Afwijzing vorderingen werknemer in kort geding na eerdere beoordeling door kantonrechter

In deze zaak heeft de Rechtbank Rotterdam op 30 september 2022 uitspraak gedaan in een kort geding tussen een werknemer en haar werkgever. De werknemer, vertegenwoordigd door haar advocaat mr. E.V.H. van Tricht, had een vordering ingesteld tegen de werkgever, vertegenwoordigd door de advocaten mr. N. Robijn-Meijer en mr. S.T. van Gestel. De werknemer vorderde onder andere betaling van achterstallig loon en de vernietiging van een beëindigingsovereenkomst die onder invloed van dwaling en/of misbruik van omstandigheden tot stand zou zijn gekomen. De werkgever betwistte de vorderingen en stelde dat de beëindigingsovereenkomst rechtsgeldig was en dat de werknemer geen recht had op de gevorderde bedragen.
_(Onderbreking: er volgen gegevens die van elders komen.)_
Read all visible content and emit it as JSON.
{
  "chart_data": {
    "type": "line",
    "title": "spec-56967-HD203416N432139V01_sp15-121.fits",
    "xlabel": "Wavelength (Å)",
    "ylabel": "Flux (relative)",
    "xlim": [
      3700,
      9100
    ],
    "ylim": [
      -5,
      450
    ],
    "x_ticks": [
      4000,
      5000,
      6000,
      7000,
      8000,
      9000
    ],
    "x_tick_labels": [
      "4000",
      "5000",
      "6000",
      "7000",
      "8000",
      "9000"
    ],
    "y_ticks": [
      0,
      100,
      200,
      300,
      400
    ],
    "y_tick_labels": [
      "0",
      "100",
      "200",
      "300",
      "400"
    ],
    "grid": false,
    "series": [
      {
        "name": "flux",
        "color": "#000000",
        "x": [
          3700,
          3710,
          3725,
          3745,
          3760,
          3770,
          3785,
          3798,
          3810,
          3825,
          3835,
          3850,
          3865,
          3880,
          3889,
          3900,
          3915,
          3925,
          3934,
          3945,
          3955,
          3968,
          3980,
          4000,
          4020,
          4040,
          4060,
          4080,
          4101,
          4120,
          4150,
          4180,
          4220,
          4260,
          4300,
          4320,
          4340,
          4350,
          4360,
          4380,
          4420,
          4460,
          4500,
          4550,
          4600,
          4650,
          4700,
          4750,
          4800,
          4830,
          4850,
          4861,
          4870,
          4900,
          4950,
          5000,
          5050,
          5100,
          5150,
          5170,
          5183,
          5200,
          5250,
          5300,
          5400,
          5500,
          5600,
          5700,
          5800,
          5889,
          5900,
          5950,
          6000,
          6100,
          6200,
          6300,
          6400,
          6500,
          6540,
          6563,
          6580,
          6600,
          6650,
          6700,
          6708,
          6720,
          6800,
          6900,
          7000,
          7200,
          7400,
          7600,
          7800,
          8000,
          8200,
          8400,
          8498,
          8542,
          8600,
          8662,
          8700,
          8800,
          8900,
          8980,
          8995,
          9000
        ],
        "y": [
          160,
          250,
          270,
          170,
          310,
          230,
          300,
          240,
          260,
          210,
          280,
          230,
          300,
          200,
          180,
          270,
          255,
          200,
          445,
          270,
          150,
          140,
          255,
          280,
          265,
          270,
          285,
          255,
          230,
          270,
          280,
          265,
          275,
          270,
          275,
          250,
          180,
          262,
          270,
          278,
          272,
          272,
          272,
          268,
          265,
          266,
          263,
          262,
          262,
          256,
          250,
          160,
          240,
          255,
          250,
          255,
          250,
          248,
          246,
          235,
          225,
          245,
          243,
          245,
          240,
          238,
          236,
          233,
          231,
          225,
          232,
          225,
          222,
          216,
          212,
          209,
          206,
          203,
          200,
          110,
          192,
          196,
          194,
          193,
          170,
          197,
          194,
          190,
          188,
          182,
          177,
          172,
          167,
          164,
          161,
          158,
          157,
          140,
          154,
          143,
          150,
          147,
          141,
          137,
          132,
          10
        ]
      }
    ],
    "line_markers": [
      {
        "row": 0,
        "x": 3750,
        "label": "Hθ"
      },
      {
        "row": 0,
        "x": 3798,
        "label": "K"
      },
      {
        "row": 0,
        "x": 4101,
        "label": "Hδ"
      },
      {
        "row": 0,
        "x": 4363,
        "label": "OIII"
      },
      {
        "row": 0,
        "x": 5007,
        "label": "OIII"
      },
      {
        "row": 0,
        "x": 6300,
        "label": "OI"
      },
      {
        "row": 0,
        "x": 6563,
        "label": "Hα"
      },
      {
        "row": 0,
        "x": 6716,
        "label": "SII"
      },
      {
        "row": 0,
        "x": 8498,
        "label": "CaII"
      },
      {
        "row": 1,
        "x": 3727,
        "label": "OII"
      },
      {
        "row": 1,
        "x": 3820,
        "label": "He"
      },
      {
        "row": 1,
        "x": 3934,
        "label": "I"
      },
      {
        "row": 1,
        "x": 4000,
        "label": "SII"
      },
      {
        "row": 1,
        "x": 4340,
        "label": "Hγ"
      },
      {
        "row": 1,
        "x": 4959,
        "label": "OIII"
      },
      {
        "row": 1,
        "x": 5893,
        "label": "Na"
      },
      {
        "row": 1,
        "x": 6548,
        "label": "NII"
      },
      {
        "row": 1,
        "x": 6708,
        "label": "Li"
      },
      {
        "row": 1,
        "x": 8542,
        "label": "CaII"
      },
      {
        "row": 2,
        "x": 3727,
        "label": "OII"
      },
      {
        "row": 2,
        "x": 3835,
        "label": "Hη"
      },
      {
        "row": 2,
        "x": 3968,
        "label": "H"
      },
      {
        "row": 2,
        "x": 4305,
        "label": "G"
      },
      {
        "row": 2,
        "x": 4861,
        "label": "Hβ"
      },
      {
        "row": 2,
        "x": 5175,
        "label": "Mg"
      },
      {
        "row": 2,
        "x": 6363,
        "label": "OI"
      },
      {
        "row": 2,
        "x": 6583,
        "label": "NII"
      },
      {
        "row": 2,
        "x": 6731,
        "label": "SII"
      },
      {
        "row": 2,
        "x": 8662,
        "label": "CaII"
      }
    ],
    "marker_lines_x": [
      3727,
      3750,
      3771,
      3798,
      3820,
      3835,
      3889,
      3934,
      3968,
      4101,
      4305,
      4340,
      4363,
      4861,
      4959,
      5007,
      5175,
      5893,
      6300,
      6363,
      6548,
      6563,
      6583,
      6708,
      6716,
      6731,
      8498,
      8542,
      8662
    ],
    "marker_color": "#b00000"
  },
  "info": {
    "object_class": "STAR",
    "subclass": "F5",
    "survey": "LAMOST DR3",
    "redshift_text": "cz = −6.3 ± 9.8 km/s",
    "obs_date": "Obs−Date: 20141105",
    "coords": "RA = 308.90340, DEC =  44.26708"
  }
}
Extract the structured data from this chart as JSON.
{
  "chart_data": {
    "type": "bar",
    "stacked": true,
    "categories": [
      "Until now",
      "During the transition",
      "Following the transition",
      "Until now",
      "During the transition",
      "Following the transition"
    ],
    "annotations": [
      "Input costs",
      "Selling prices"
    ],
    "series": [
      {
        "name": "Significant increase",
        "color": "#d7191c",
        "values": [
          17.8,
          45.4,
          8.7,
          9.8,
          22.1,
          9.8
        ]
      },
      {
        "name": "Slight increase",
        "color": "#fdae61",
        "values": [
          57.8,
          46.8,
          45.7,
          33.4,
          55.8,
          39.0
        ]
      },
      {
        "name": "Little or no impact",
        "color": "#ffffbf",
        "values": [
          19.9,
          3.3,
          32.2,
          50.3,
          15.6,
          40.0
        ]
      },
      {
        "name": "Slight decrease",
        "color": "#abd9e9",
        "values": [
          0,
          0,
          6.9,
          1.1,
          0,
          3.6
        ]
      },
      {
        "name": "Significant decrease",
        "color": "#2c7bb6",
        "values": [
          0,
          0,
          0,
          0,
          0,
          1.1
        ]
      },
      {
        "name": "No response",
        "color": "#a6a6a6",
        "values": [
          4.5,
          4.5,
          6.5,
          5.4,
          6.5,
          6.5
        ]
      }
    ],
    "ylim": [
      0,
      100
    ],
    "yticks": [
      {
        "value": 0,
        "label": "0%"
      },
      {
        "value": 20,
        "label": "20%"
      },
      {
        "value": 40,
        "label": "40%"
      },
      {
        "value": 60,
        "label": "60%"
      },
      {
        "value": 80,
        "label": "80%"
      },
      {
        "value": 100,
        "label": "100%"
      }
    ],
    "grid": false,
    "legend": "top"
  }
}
Tijdens de mondelinge behandeling op 9 september 2022 werd duidelijk dat de kantonrechter in een eerdere verzoekschriftprocedure tussen dezelfde partijen al had beslist over de vorderingen van de werknemer. De kantonrechter oordeelde dat de werknemer geen belang had bij de kort geding procedure, omdat de vorderingen al waren beoordeeld in de verzoekschriftprocedure. De kantonrechter wees daarom de vorderingen van de werknemer af en bepaalde dat iedere partij zijn eigen proceskosten moest dragen, aangezien geen van beide partijen in overwegende mate in het ongelijk was gesteld in de verzoekschriftprocedure.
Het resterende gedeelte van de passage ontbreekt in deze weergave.